Do we have a sentimental analysis feature in our hybrid chat ?"
Sentiment analysis is something that is being executed by the NLU layer of a chatbot (IBM Watson, Google Dialogflow, Spacy, Rasa,… ).
In some cases, the chatbot chosen does not have ready-made models to detect customer- or culture-specific content, such as:
- Cursing/ Insults/ inappropriate language
In bot parlance, these are either intents or entiites, but the primary goal of typical chatbot NLU engines is not classification.
A simple and good method do classification is a Naive Bayes Classifier, for which a library exists from NLTK.
A way how such a classifier can be custom-built and embedded into a Rasa NLU pipeline: https://blog.rasa.com/enhancing-rasa-nlu-with-custom-components/
This component will be executed in sequence with all other NLU engines that might be used to detect content in messages).
As the DIET classifier can detect multiple intents in a single intents, this might however not even be necessary, as a message might have both the intent “polite”, as well as an intent “restaurantbooking” - provided there is sufficient training data for the “politeness” classification.
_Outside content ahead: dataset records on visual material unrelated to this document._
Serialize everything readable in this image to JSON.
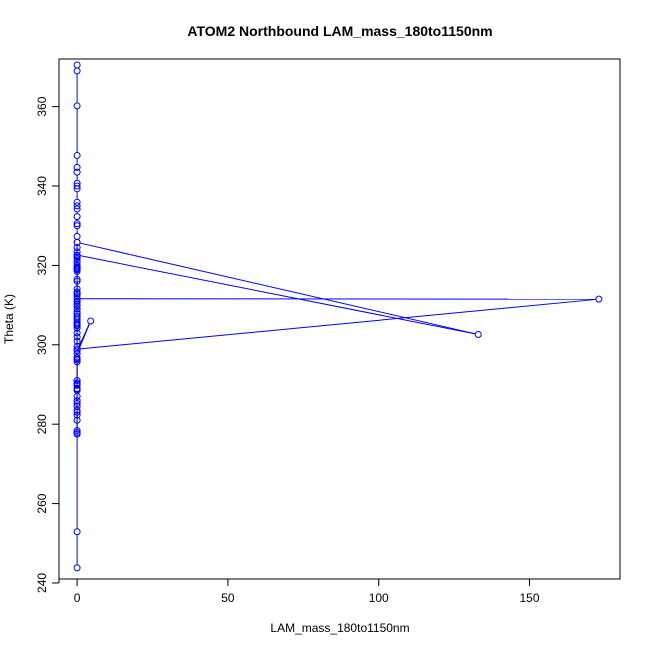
{
  "chart_data": {
    "type": "line",
    "title": "ATOM2 Northbound LAM_mass_180to1150nm",
    "xlabel": "LAM_mass_180to1150nm",
    "ylabel": "Theta (K)",
    "xlim": [
      -6,
      180
    ],
    "ylim": [
      241,
      372
    ],
    "xticks": [
      0,
      50,
      100,
      150
    ],
    "yticks": [
      240,
      260,
      280,
      300,
      320,
      340,
      360
    ],
    "xtick_labels": [
      "0",
      "50",
      "100",
      "150"
    ],
    "ytick_labels": [
      "240",
      "260",
      "280",
      "300",
      "320",
      "340",
      "360"
    ],
    "grid": false,
    "color": "#0000ff",
    "marker": "open-circle",
    "series": [
      {
        "x": [
          0,
          0,
          0,
          0,
          0,
          0,
          0,
          0,
          0,
          0,
          0,
          0,
          0,
          0,
          0,
          0,
          0,
          0,
          0,
          0,
          0,
          0,
          0,
          0,
          0,
          0,
          0,
          0,
          173,
          0,
          0,
          0,
          0,
          0,
          0,
          0,
          0,
          0,
          0,
          0,
          0,
          0,
          0,
          0,
          0,
          0,
          0,
          0,
          0,
          0,
          133,
          0,
          0,
          0,
          0,
          0,
          0,
          0,
          0,
          0,
          0,
          0,
          0,
          4.5,
          0,
          0,
          0,
          0,
          0,
          0,
          0,
          0,
          0,
          0,
          0,
          0,
          0,
          0,
          0,
          0,
          0,
          0,
          0,
          0,
          0,
          0,
          0,
          0,
          0,
          0
        ],
        "y": [
          370.5,
          369.0,
          360.2,
          347.7,
          344.7,
          343.5,
          340.7,
          340.0,
          339.3,
          335.9,
          335.0,
          334.2,
          332.3,
          330.5,
          330.0,
          327.3,
          325.8,
          324.5,
          323.4,
          322.5,
          321.0,
          319.5,
          318.9,
          316.0,
          314.1,
          313.3,
          312.4,
          311.6,
          311.5,
          298.9,
          300.9,
          302.0,
          303.0,
          304.2,
          305.0,
          305.7,
          306.3,
          307.2,
          308.2,
          309.0,
          309.8,
          310.7,
          311.0,
          318.5,
          319.0,
          320.0,
          320.8,
          321.7,
          322.1,
          322.6,
          302.6,
          325.8,
          319.6,
          319.2,
          316.5,
          312.9,
          310.2,
          307.8,
          306.8,
          305.3,
          304.8,
          299.6,
          298.5,
          306.0,
          297.8,
          296.8,
          296.2,
          295.7,
          291.0,
          290.4,
          289.8,
          289.0,
          285.9,
          285.2,
          284.5,
          283.0,
          282.3,
          281.0,
          278.4,
          277.9,
          277.5,
          285.9,
          287.0,
          288.8,
          290.1,
          296.5,
          288.5,
          283.5,
          252.9,
          243.8
        ]
      }
    ]
  }
}
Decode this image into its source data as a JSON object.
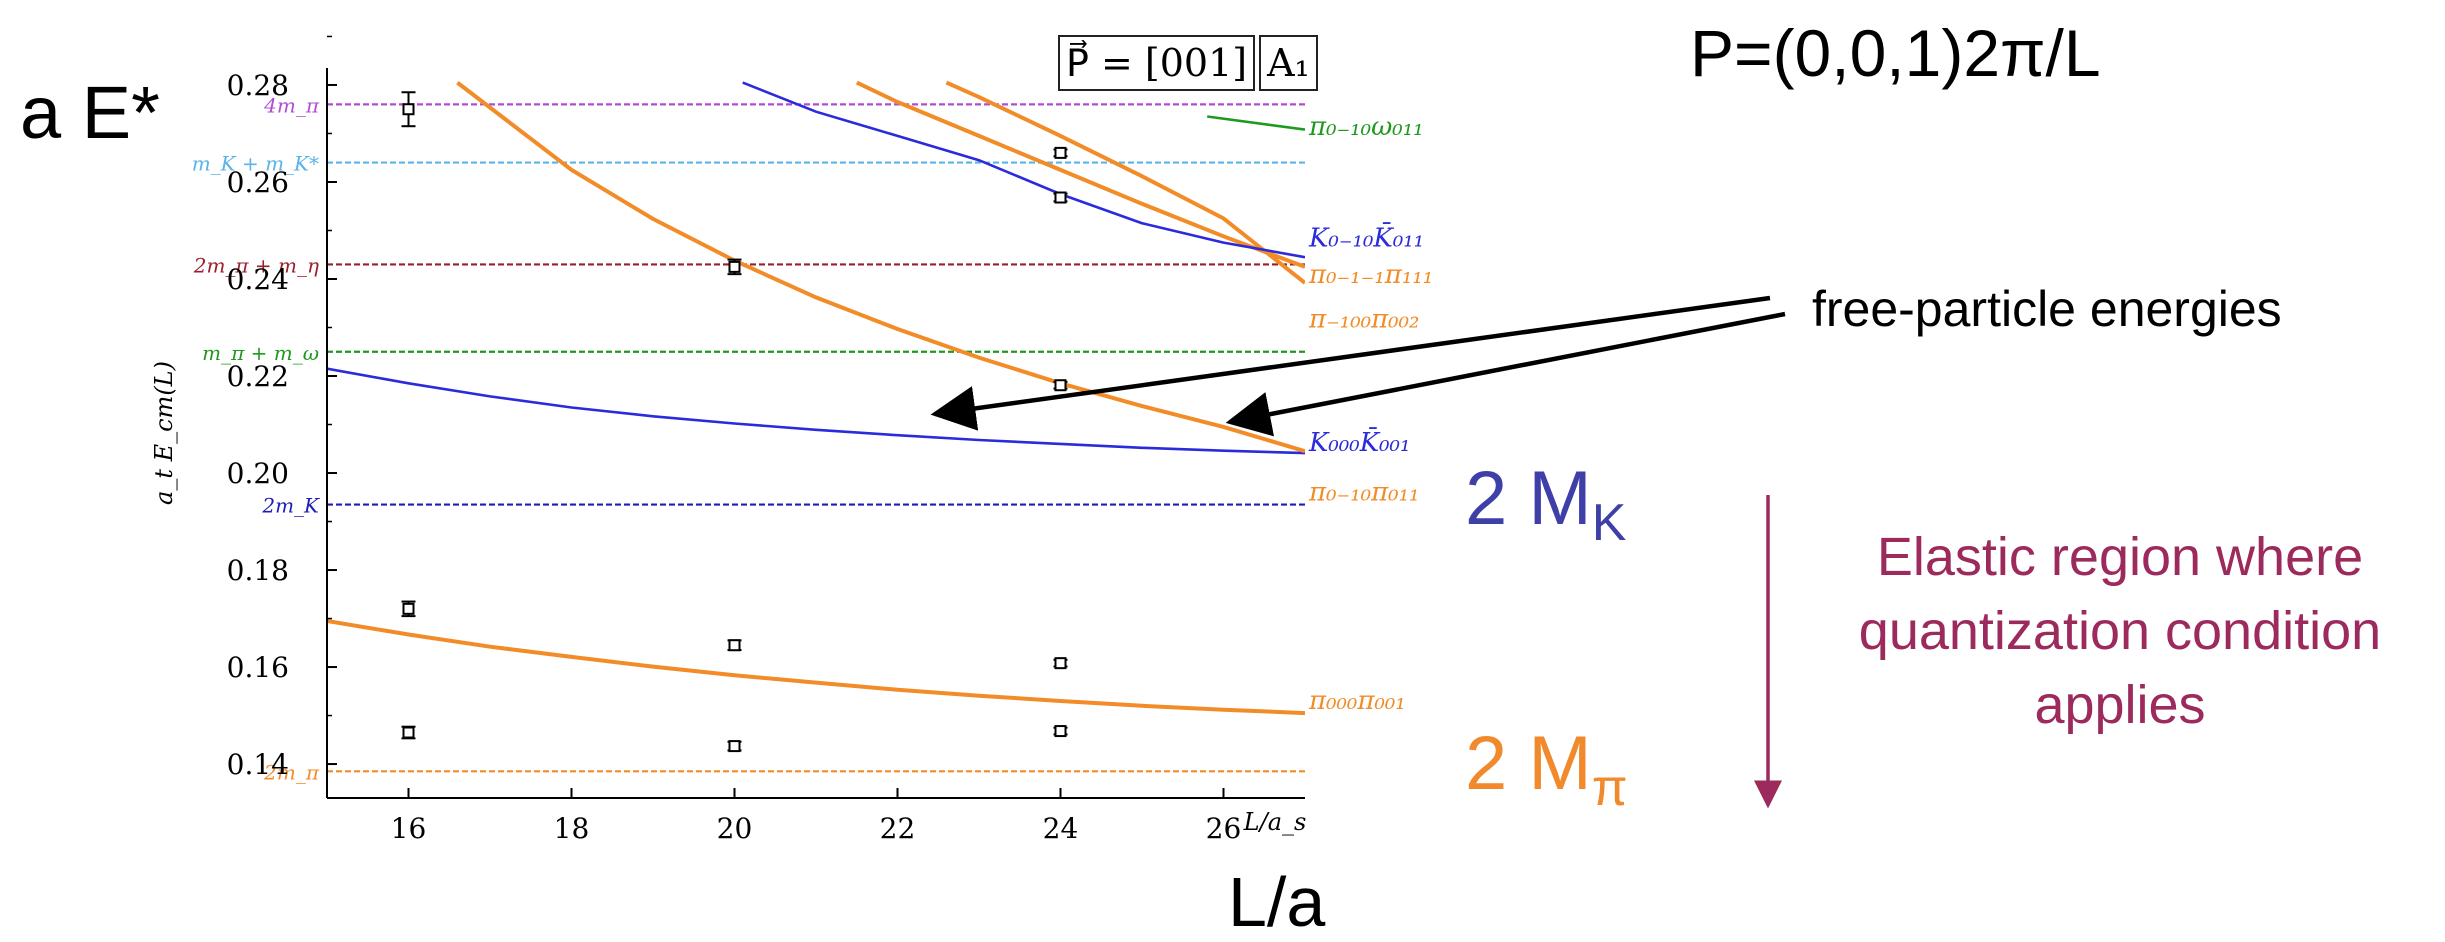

For the user and trainers, they would then only need to classify messages on training data, and the bot will then be able to detect these.
For cursing in particular, there are also finished models such as https://www.perspectiveapi.com/#/start - which enables you to bypass training. This could be plugged into for ex Rasa as a custom component, or act as a bot in it’s own right (if that’s the only thing you want to detect).
What I understood from this, we can train bot for specific words & phrases, based on those responses we can display stats.
entire phrases are classified as something. This classification (polite/neutral/insulting, happy/ neutral/ sad,…) can be added as a tag to each message, and then you could run statistics for example what percentage of all messages were polite/neutral/insulti, how many were happy/neutral/sad . You could also classify multiple things at the same time (by using multiple classifiers in sequence).
So this depends what you want to detect, and how you want to have statistics. Do you want to just highlight the individual messages that are happy/ neutral/ sad, or classify the entire conversation? What should be the rule to classify an entire conversation as sad (more than x% of all messages classified as sad, or a certain outcome?)
Understood, thank you for your detailed response. In the current release, how much time implementation will take?
this is a professional service, independent of any release. I would expect a month’s time (if the bot is deployed). Most of the effort will then to provide training and classification data (which is typically done by the enduser/ customer that will determine which sentence expresses what kind of classification).